Skip to content

AUTO TUNING of jobs time limit

Stefano Belforte edited this page Apr 20, 2017 · 41 revisions

Problem: most jobs have a very long time limit, because users either do not put anything (and so use default of 24h) or set a convervative limit that can make all jobs in the task succeed. But gWms uses the time limit both to kill jobs (so it is good to be conservative) and to schedule. Using long time for scheduling makes it impossible to fit jobs in the tail of existing pilots, leading to pilot churn and/or underutilization of partially used multicore pilots.

Solution (proposed by Brian) in two steps:

  1. Introduce two ClassAds attributes (see https://github.com/dmwm/CRABServer/pull/5463 for implementation):

    • EstimatedWallTimeMins: Used for matchmaking of jobs within HTCondor. This is initially set to the wall time requested by the user.
    • MaxWallTimeMins: If the job is idle (to be matched), evaluates to the value of EstimatedWallTimeMins. Otherwise, used by the condor_schedd for killing jobs that have gone over the runtime limit and set to the user-requested limit (in CRAB, this defaults to 20 hours).
  2. Introduce a mechanism (based on the existing work for WMAgent) to automatically tune EstimatedWallTimeMins based on the time it actually takes for jobs to run:

    • gwmsmon provides running time percentiles for a task.
    • a python script calculates the new EstimatedWallTimeMins as follows:
      • If less than 20 jobs have finished - or the gwmsmon query results in errors - do nothing!
      • If at least 20 jobs have finished, take the 95th percentile of the runtime for completed jobs; set estimated run time as min(95th percentile, user-provided runtime).
    • This python script will provide a new configuration for the JobRouter running on the CRAB3 schedd. The route will update the ClassAds for idle jobs
      • JobRouter scales much better than a cronjob performing condor_qedit for CRAB3 jobs.
    • In order to preserve a single autocluster per task, all jobs in a CRAB3 task will get the same value of EstimatedWallTimeMins.

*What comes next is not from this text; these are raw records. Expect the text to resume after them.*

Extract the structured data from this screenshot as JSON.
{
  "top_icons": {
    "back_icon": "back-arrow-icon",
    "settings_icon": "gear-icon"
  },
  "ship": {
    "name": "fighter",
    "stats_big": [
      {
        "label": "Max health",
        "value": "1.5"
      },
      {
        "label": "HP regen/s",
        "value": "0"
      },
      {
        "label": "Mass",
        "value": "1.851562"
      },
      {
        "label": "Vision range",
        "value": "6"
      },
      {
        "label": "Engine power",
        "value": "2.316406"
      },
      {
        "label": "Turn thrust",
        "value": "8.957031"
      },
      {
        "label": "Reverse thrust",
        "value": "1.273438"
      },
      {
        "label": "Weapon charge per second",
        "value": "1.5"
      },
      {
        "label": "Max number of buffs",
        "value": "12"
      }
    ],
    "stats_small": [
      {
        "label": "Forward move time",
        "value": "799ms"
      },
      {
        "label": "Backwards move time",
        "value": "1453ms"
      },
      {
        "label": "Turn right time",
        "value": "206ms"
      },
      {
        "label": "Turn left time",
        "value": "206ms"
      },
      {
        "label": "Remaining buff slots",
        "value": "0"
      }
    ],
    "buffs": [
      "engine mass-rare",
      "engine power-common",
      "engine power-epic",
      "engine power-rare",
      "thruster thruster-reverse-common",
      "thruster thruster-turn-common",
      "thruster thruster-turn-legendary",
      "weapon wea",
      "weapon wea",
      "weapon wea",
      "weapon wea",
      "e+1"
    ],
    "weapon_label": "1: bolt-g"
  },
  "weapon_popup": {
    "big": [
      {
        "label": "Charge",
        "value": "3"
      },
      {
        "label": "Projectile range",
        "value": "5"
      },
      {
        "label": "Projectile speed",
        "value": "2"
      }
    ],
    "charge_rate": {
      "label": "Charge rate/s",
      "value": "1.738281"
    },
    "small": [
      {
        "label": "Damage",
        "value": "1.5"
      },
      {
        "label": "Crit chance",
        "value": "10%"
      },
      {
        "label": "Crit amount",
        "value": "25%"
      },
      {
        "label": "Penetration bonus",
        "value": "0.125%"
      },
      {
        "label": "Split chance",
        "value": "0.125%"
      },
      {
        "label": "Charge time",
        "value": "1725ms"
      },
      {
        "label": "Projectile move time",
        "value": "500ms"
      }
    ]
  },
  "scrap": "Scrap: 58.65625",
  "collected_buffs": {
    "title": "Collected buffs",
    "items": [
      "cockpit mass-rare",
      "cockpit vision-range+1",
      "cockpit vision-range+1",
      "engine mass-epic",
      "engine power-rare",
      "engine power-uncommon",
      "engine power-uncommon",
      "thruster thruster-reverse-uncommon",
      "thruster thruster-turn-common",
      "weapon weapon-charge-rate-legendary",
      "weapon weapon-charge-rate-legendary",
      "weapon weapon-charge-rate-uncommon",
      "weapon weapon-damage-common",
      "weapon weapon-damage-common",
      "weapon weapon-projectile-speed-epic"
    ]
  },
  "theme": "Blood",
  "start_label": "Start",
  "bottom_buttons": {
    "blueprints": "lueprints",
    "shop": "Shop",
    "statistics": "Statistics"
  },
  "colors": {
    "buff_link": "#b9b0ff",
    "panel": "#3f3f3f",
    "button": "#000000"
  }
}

As of April 19, Justas has done the work in gwmsmon [1]

Work to do is tracked in:

  • put here pointers to git issues and/or Jira issues as proper

QUESTIONS:

    • what happens to jobs killed by pilot reaching end of life before payload does ?

REFERENCES:

https://cms-gwmsmon.cern.ch/analysisview/json/historynew/percentileruntime720/smitra/170411_132805:smitra_crab_DYJets

which returns a json file
{"hits": {"hits": [], "total": 263, "max_score": 0.0}, "_shards": {"successful": 31, "failed": 0, "total": 31}, "took": 40, "aggregations": {"2": {"values": {"5.0": 6.5436111111111126, "25.0": 11.444305555555555, "1.0": 3.5115222222222222, "95.0": 19.811305555555556, "75.0": 16.773194444444446, "99.0": 20.513038888888889, "50.0": 13.365277777777777}}}, "timed_out": false}

in hopefully fixed forever format so that the "values" can be extracted
and one would e.g. pick the 95.0 one (i.e. 19.8 hours)